AMD is firing on all cylinders these days: it’s the guts of every modern PlayStation and Xbox, it has the desktop CPUs to beat, it’s nearly caught up to Nvidia in GPU performance (if not availability), and it’s about to challenge Intel in laptops as well — with its Ryzen 5000 mobile CPUs and RDNA 2 GPUs due later this year.
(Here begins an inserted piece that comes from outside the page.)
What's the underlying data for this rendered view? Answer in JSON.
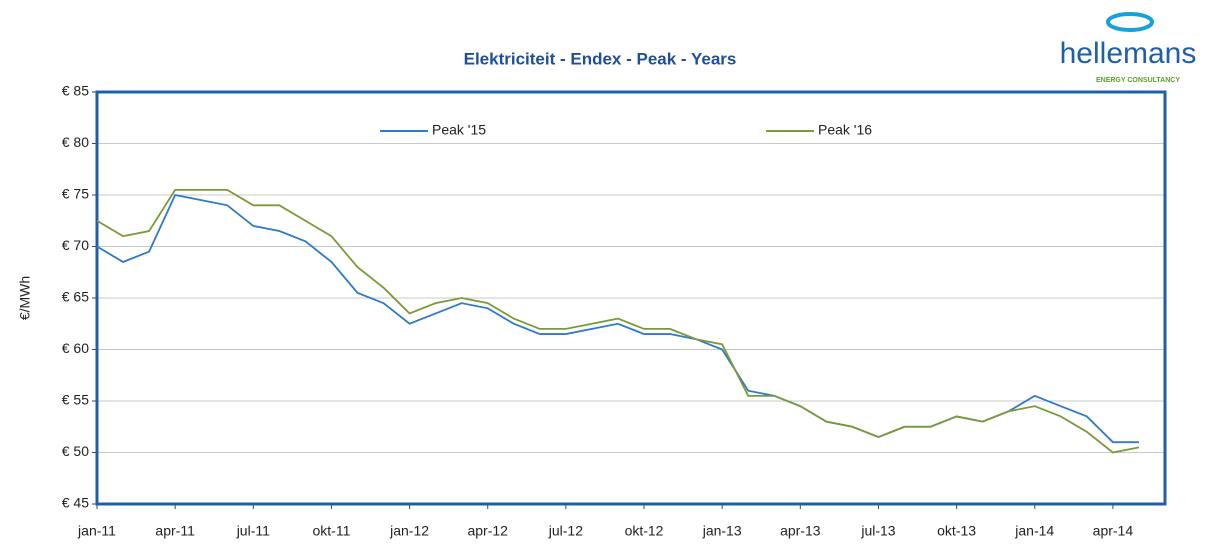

All of that can translate to eye-popping dollar signs: the chipmaker just announced its Q4 and full-year 2020 earnings, and it’s adding billions of dollars wherever you look:

  • $3.2 billion in revenue this quarter, up 53 percent from $2.1 billion last quarter
  • $1.78 billion in profit this quarter, up 948 percent from $170 million last quarter*
  • $9.76 billion in revenue this past year, up 45 percent from $6.7 billion in 2019
  • $2.49 billion in profit this past year, up 630 percent from $341 million in 2019*

*Those profits include “a fourth quarter income tax benefit of $1.30 billion associated with a valuation allowance release,” according to the company.

AMD says it’s a new revenue record for the company, despite previously saying it expected weakened demand in the second half of the year due to the pandemic.

The big dollar signs don’t all represent consumer-grade chips, of course, as the company has its fingers in many silicon pies, but more than half of its quarterly revenue came from its Computing and Graphics segment, which was “up 18 percent year-over-year and quarter-over-quarter primarily driven by strong sales of Ryzen processors.”

If you were hoping today’s earnings call might give you an idea when the company’s desktop CPUs and GPUs might become less hard to find, I’m sorry to say there was no new guidance there.

And while AMD CEO Lisa Su did claim that the new Radeon 6000 cards had “launch quarter shipments three times larger than any prior AMD gaming GPU priced above $549,” that’s not much of a claim. The company’s Vega cards were also insanely hard to find, and to our knowledge AMD never previously sold a single gaming GPU above $550. The Radeon HD 7970 launched at $549, excluding it from AMD’s claim, and though the 6990 and 7990 cost $700 and $1,000 respectively, they were niche cards that had two GPUs each.